John Connor was a dead man whether Kyle Reese went back in time or not. You could argue that John would never have been born without the time paradox, but that’s the nature of a time paradox; it’s impossible to find the endpoint of a circle, and it had to start somewhere.

Here’s the real truth about John Connor, the first time around, before any robots were sent back to screw the timeline up: he singlehandedly held an assault base perimeter against a sustained, night-long attack when infiltrator terminators killed nearly everyone else on sentry duty. If not for Connor raising the alarm and holding the perimeter for hours against those insane odds, thousands of refugees might have been overrun and killed. Connor became a symbol of heroism, of courage, and of hope. His name became a rallying cry to inspire others to heroic acts, and his voice on the radio inspired fanatical loyalty and suicidal obedience.
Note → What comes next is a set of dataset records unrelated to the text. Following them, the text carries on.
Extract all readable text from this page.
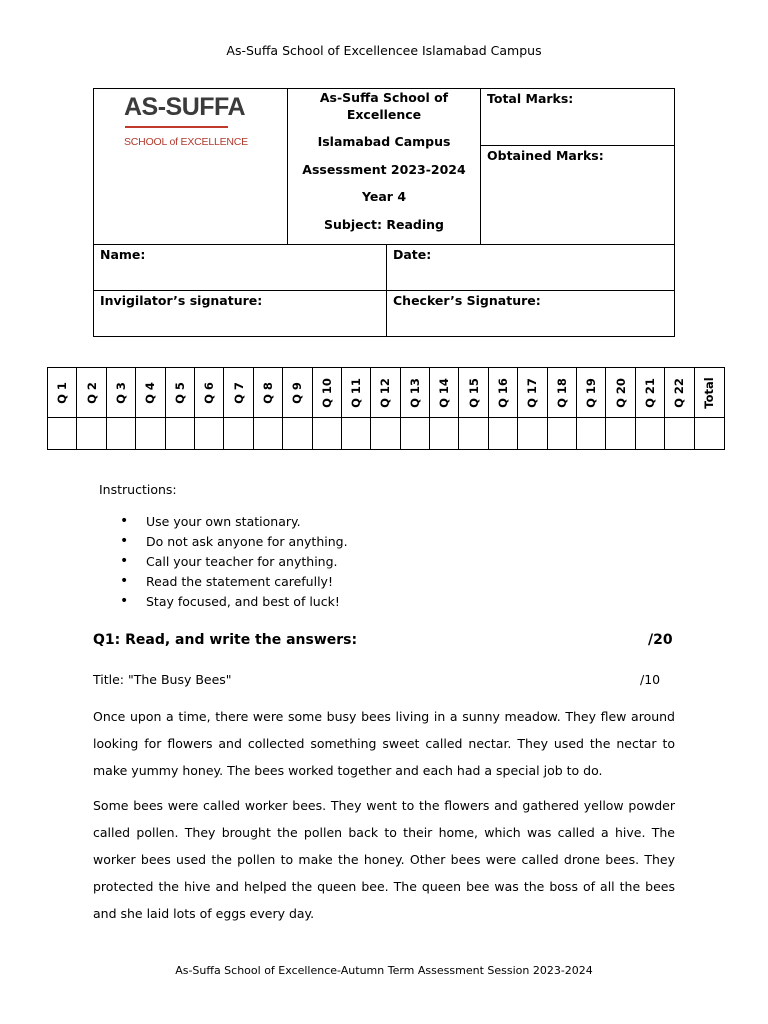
As-Suffa School of Excellencee Islamabad Campus
AS-SUFFA
SCHOOL of EXCELLENCE
As-Suffa School of
Excellence
Islamabad Campus
Assessment 2023-2024
Year 4
Subject: Reading
Total Marks:
Obtained Marks:
Name:	Date:
Invigilator’s signature:	Checker’s Signature:
Q 1 Q 2 Q 3 Q 4 Q 5 Q 6 Q 7 Q 8 Q 9 Q 10 Q 11 Q 12 Q 13 Q 14 Q 15 Q 16 Q 17 Q 18 Q 19 Q 20 Q 21 Q 22 Total
Instructions:
• Use your own stationary.
• Do not ask anyone for anything.
• Call your teacher for anything.
• Read the statement carefully!
• Stay focused, and best of luck!
Q1: Read, and write the answers:	/20
Title: "The Busy Bees"	/10

Once upon a time, there were some busy bees living in a sunny meadow. They flew around looking for flowers and collected something sweet called nectar. They used the nectar to make yummy honey. The bees worked together and each had a special job to do.

Some bees were called worker bees. They went to the flowers and gathered yellow powder called pollen. They brought the pollen back to their home, which was called a hive. The worker bees used the pollen to make the honey. Other bees were called drone bees. They protected the hive and helped the queen bee. The queen bee was the boss of all the bees and she laid lots of eggs every day.

As-Suffa School of Excellence-Autumn Term Assessment Session 2023-2024
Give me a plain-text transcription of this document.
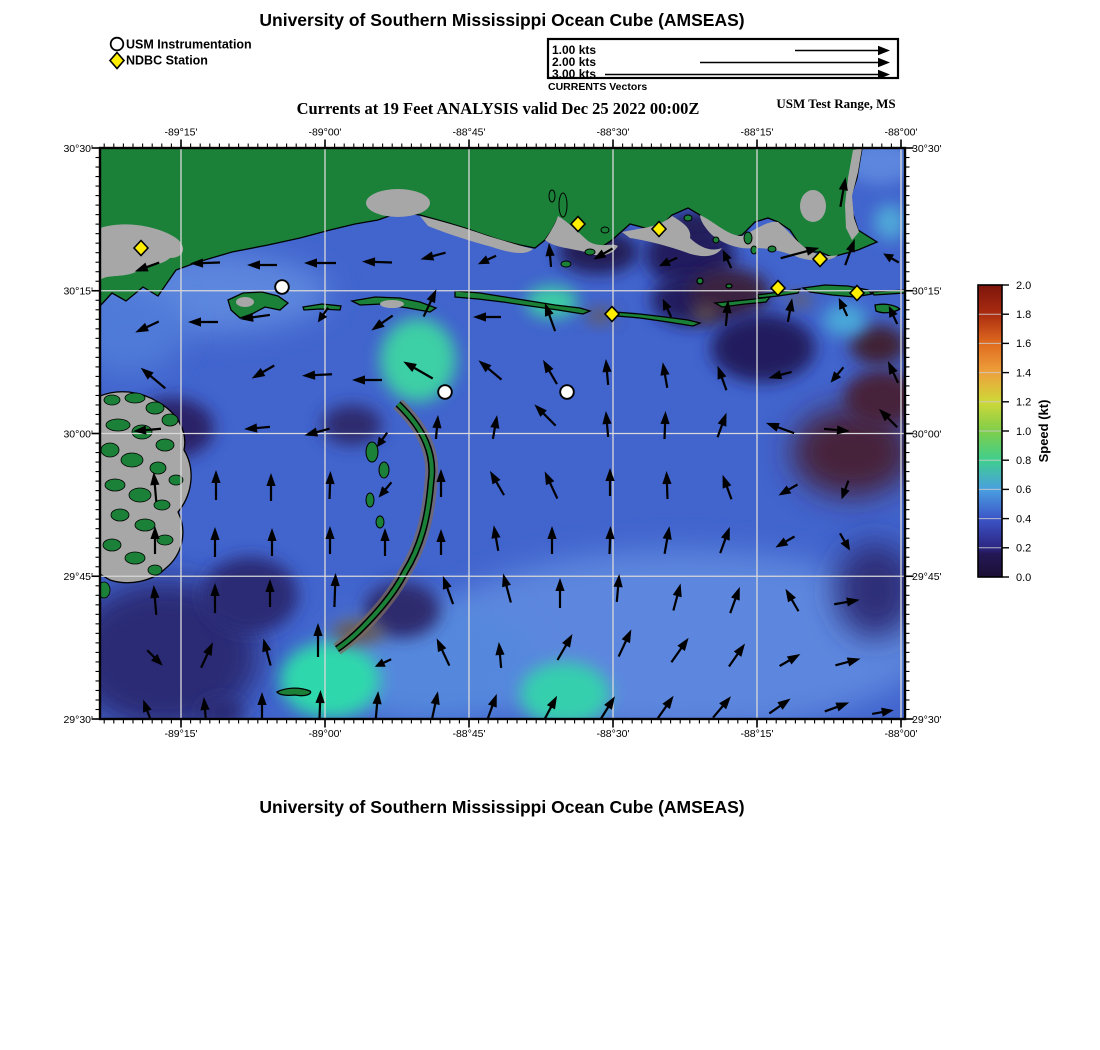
University of Southern Mississippi Ocean Cube (AMSEAS)
Currents at 19 Feet ANALYSIS valid Dec 25 2022 00:00Z	USM Test Range, MS
University of Southern Mississippi Ocean Cube (AMSEAS)
USM Instrumentation
NDBC Station
1.00 kts
2.00 kts
3.00 kts
CURRENTS Vectors
-89°15'
-89°15'
-89°00'
-89°00'
-88°45'
-88°45'
-88°30'
-88°30'
-88°15'
-88°15'
-88°00'
-88°00'
30°30'	30°30'
30°15'	30°15'
30°00'	30°00'
29°45'	29°45'
29°30'	29°30'
2.0
1.8
1.6
1.4
1.2
1.0
0.8
0.6
0.4
0.2
0.0
Speed (kt)
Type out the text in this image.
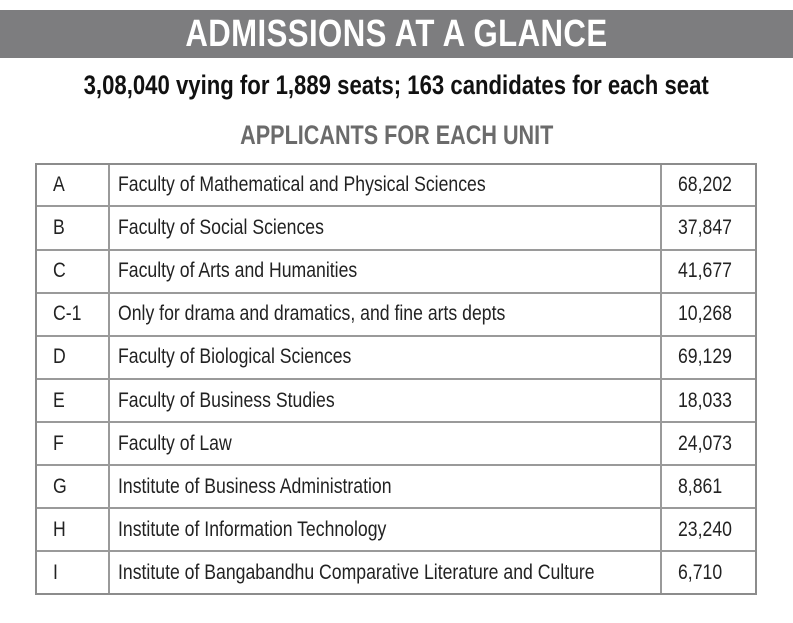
ADMISSIONS AT A GLANCE
3,08,040 vying for 1,889 seats; 163 candidates for each seat
APPLICANTS FOR EACH UNIT
A	Faculty of Mathematical and Physical Sciences	68,202
B	Faculty of Social Sciences	37,847
C	Faculty of Arts and Humanities	41,677
C-1	Only for drama and dramatics, and fine arts depts	10,268
D	Faculty of Biological Sciences	69,129
E	Faculty of Business Studies	18,033
F	Faculty of Law	24,073
G	Institute of Business Administration	8,861
H	Institute of Information Technology	23,240
I	Institute of Bangabandhu Comparative Literature and Culture	6,710
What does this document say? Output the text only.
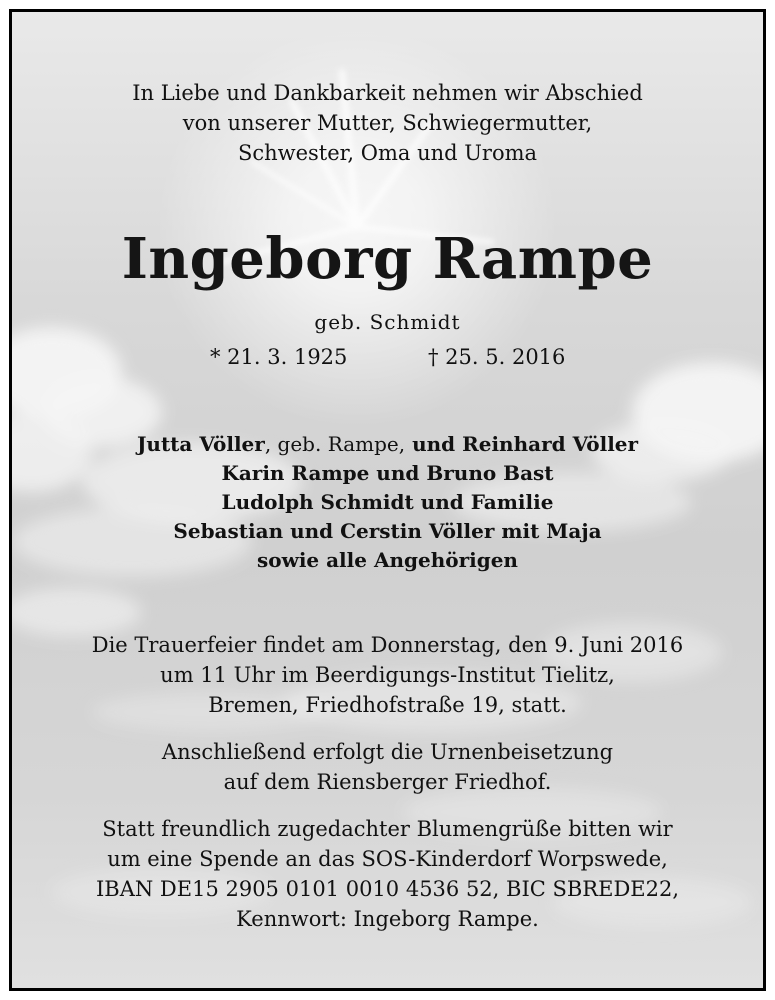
In Liebe und Dankbarkeit nehmen wir Abschied
von unserer Mutter, Schwiegermutter,
Schwester, Oma und Uroma
Ingeborg Rampe
geb. Schmidt
* 21. 3. 1925	† 25. 5. 2016
Jutta Völler, geb. Rampe, und Reinhard Völler
Karin Rampe und Bruno Bast
Ludolph Schmidt und Familie
Sebastian und Cerstin Völler mit Maja
sowie alle Angehörigen
Die Trauerfeier findet am Donnerstag, den 9. Juni 2016
um 11 Uhr im Beerdigungs-Institut Tielitz,
Bremen, Friedhofstraße 19, statt.
Anschließend erfolgt die Urnenbeisetzung
auf dem Riensberger Friedhof.
Statt freundlich zugedachter Blumengrüße bitten wir
um eine Spende an das SOS-Kinderdorf Worpswede,
IBAN DE15 2905 0101 0010 4536 52, BIC SBREDE22,
Kennwort: Ingeborg Rampe.
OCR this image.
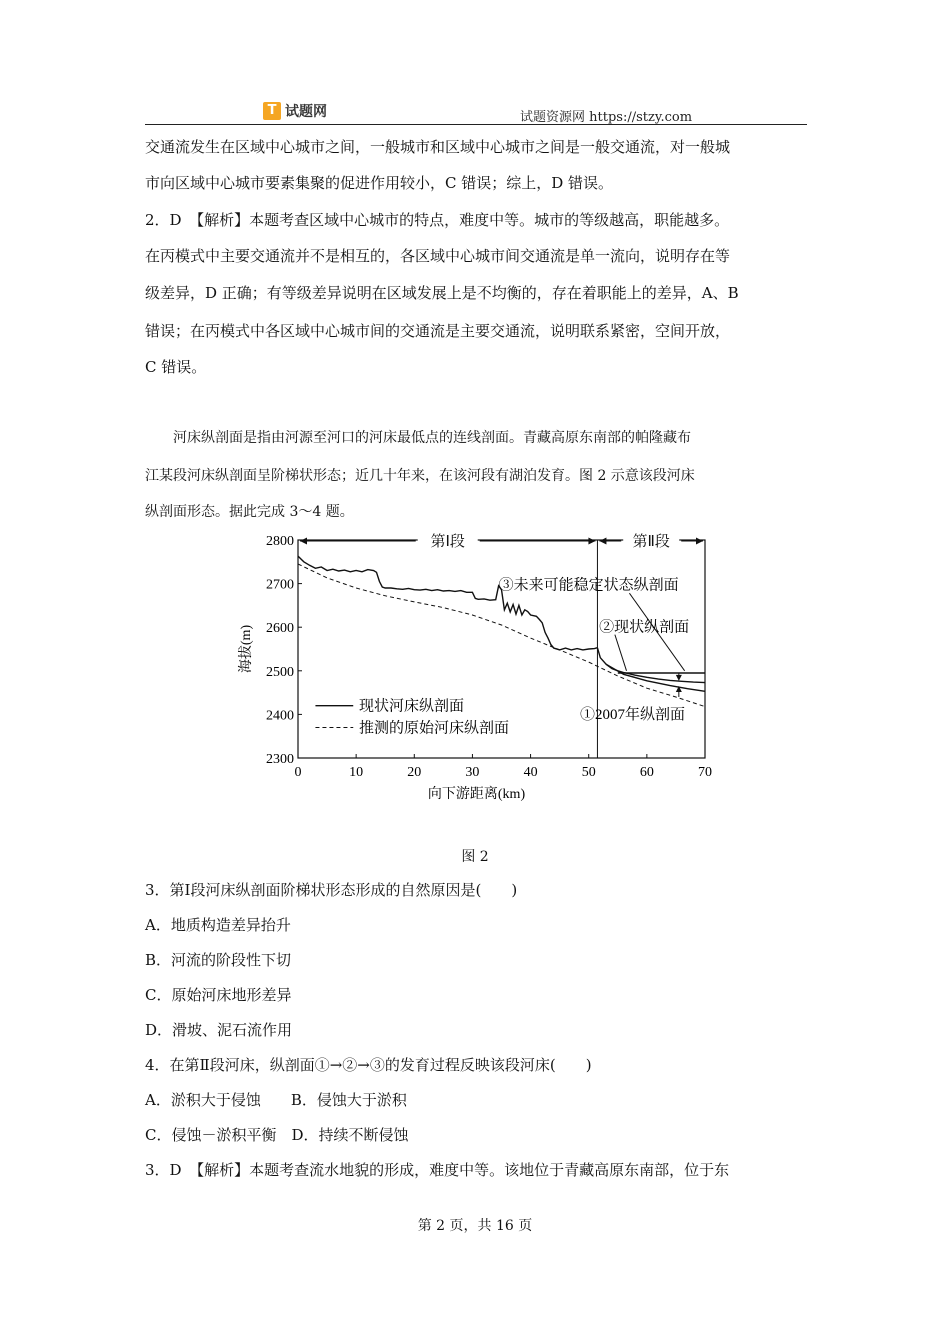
T 试题网	试题资源网 https://stzy.com
交通流发生在区域中心城市之间，一般城市和区域中心城市之间是一般交通流，对一般城
市向区域中心城市要素集聚的促进作用较小，C 错误；综上，D 错误。
2．D　【解析】本题考查区域中心城市的特点，难度中等。城市的等级越高，职能越多。
在丙模式中主要交通流并不是相互的，各区域中心城市间交通流是单一流向，说明存在等
级差异，D 正确；有等级差异说明在区域发展上是不均衡的，存在着职能上的差异，A、B
错误；在丙模式中各区域中心城市间的交通流是主要交通流，说明联系紧密，空间开放，
C 错误。
　　河床纵剖面是指由河源至河口的河床最低点的连线剖面。青藏高原东南部的帕隆藏布
江某段河床纵剖面呈阶梯状形态；近几十年来，在该河段有湖泊发育。图 2 示意该段河床
纵剖面形态。据此完成 3～4 题。
0	10	20	30	40	50	60	70
2300
2400
2500
2600
2700
2800
向下游距离(km)
海拔(m)
第Ⅰ段	第Ⅱ段
③未来可能稳定状态纵剖面
②现状纵剖面
①2007年纵剖面
现状河床纵剖面
推测的原始河床纵剖面
图 2
3．第Ⅰ段河床纵剖面阶梯状形态形成的自然原因是(　　)
A．地质构造差异抬升
B．河流的阶段性下切
C．原始河床地形差异
D．滑坡、泥石流作用
4．在第Ⅱ段河床，纵剖面①→②→③的发育过程反映该段河床(　　)
A．淤积大于侵蚀　　B．侵蚀大于淤积
C．侵蚀－淤积平衡　D．持续不断侵蚀
3．D　【解析】本题考查流水地貌的形成，难度中等。该地位于青藏高原东南部，位于东
第 2 页，共 16 页
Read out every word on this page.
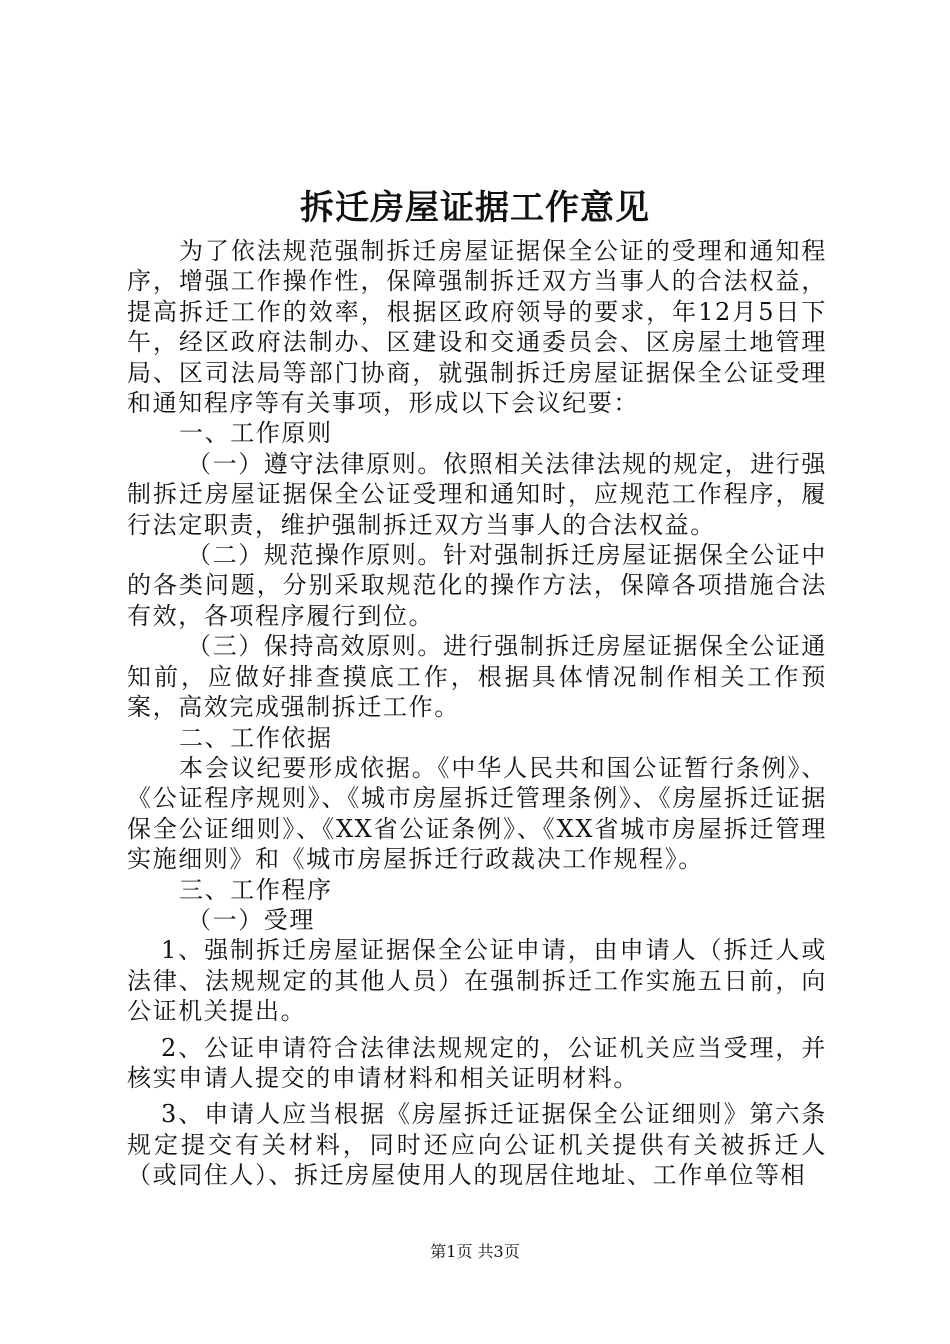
拆迁房屋证据工作意见

为了依法规范强制拆迁房屋证据保全公证的受理和通知程序，增强工作操作性，保障强制拆迁双方当事人的合法权益，提高拆迁工作的效率，根据区政府领导的要求，年12月5日下午，经区政府法制办、区建设和交通委员会、区房屋土地管理局、区司法局等部门协商，就强制拆迁房屋证据保全公证受理和通知程序等有关事项，形成以下会议纪要：

一、工作原则

（一）遵守法律原则。依照相关法律法规的规定，进行强制拆迁房屋证据保全公证受理和通知时，应规范工作程序，履行法定职责，维护强制拆迁双方当事人的合法权益。

（二）规范操作原则。针对强制拆迁房屋证据保全公证中的各类问题，分别采取规范化的操作方法，保障各项措施合法有效，各项程序履行到位。

（三）保持高效原则。进行强制拆迁房屋证据保全公证通知前，应做好排查摸底工作，根据具体情况制作相关工作预案，高效完成强制拆迁工作。

二、工作依据

本会议纪要形成依据。《中华人民共和国公证暂行条例》、《公证程序规则》、《城市房屋拆迁管理条例》、《房屋拆迁证据保全公证细则》、《XX省公证条例》、《XX省城市房屋拆迁管理实施细则》和《城市房屋拆迁行政裁决工作规程》。

三、工作程序

（一）受理

1、强制拆迁房屋证据保全公证申请，由申请人（拆迁人或法律、法规规定的其他人员）在强制拆迁工作实施五日前，向公证机关提出。

2、公证申请符合法律法规规定的，公证机关应当受理，并核实申请人提交的申请材料和相关证明材料。

3、申请人应当根据《房屋拆迁证据保全公证细则》第六条规定提交有关材料，同时还应向公证机关提供有关被拆迁人（或同住人）、拆迁房屋使用人的现居住地址、工作单位等相

第1页 共3页
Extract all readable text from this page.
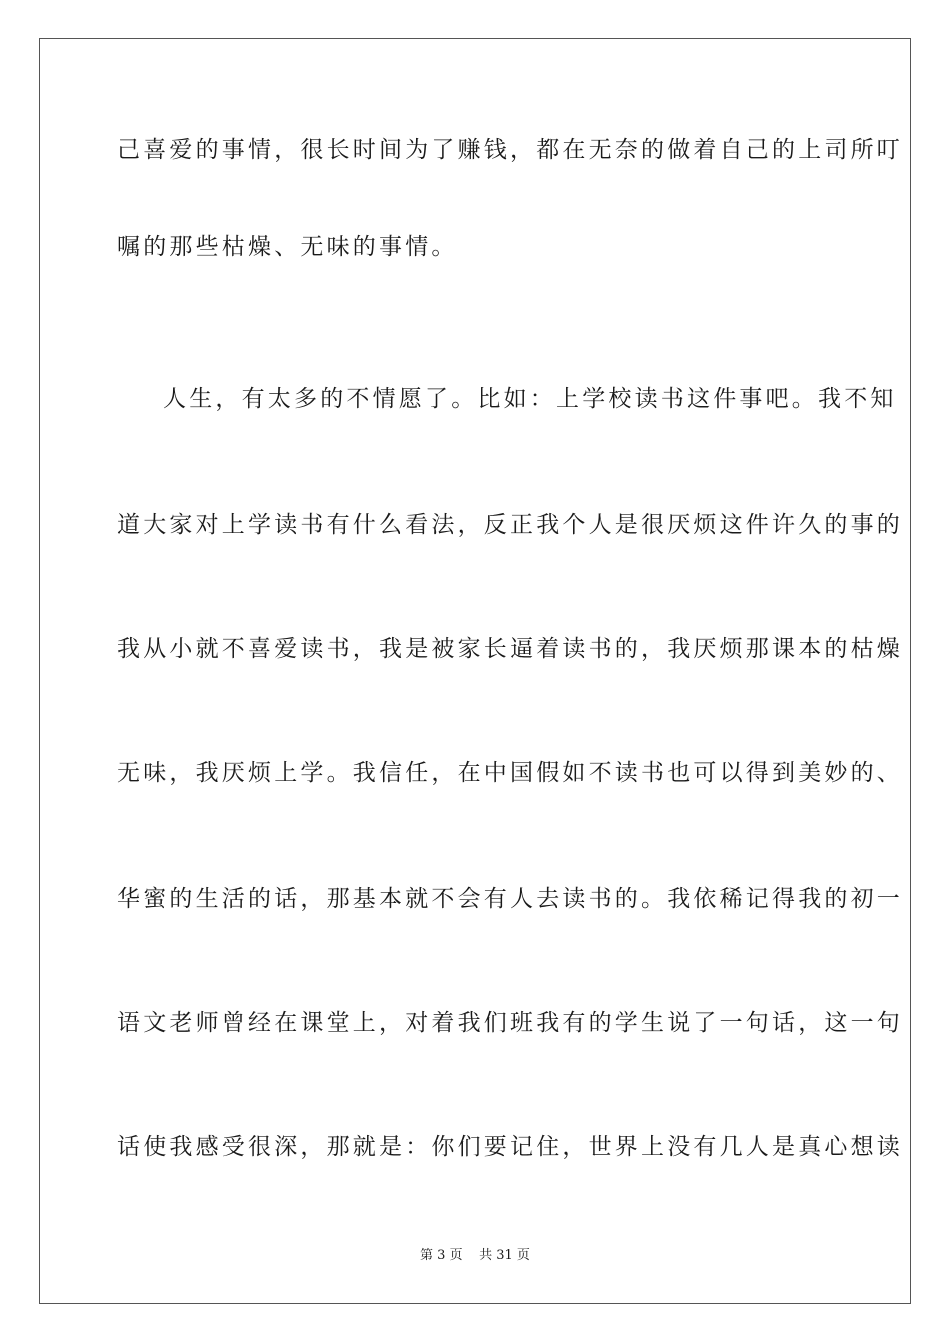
己喜爱的事情，很长时间为了赚钱，都在无奈的做着自己的上司所叮
嘱的那些枯燥、无味的事情。
人生，有太多的不情愿了。比如：上学校读书这件事吧。我不知
道大家对上学读书有什么看法，反正我个人是很厌烦这件许久的事的
我从小就不喜爱读书，我是被家长逼着读书的，我厌烦那课本的枯燥
无味，我厌烦上学。我信任，在中国假如不读书也可以得到美妙的、
华蜜的生活的话，那基本就不会有人去读书的。我依稀记得我的初一
语文老师曾经在课堂上，对着我们班我有的学生说了一句话，这一句
话使我感受很深，那就是：你们要记住，世界上没有几人是真心想读
第 3 页 共 31 页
He died about six months later.

He died when HKs plasma bombed his command post two years before Skynet even figured out time travel. Skynet didn’t even know Connor had been killed. Neither did most of the Resistance– there’s no way in hell Resistance Command would let that bit of news out.

Look. John Connor was a great warrior, and an inspiring commander. But he was just a man like any other soldier. He was a hero, no doubt, but let’s face it, he got lucky, and Command exploited his name and embellished his story to legendary proportions because the Resistance needed to boost morale. Things were looking hopeless, and Connor was just the kind of story people could latch onto. But really, it could have been anyone.

In fact, that’s the point. He could be anyone. John Connor is a name and a voice, nothing more. He’s the Uncle Sam on recruiting posters. Right now, HQ has about six John Connors running around whipping the troops into shape, leading forlorn hopes into suicide missions. John Connors are dying all the time. Your average Resistance fighter doesn’t know what he looks like; it’s not like he’s on TV. All they might have heard is that he has a scar over his eye, so when Command sends a guy over to lead them and says it’s Connor, who are they to argue?

Skynet doesn’t know what’s hitting it; it doesn’t have the creativity to think that the Resistance might have created a fictional character. It doesn’t know anything about the value of symbolism or the hope Connor inspires in people. To Skynet, this John Connor bastard is everywhere, and he has to die.

Skynet is wasting its time, chasing a phantom and wasting invaluable resources on a target it believes is pivotal to the human war effort. That suits Resistance Command just fine. The longer Skynet devotes resources to killing a dead man, playing whack-a-mole with the half-dozen Connors in the present, the more unfocused it is and unprepared when the Resistance finishes its preparations to strike its final blow.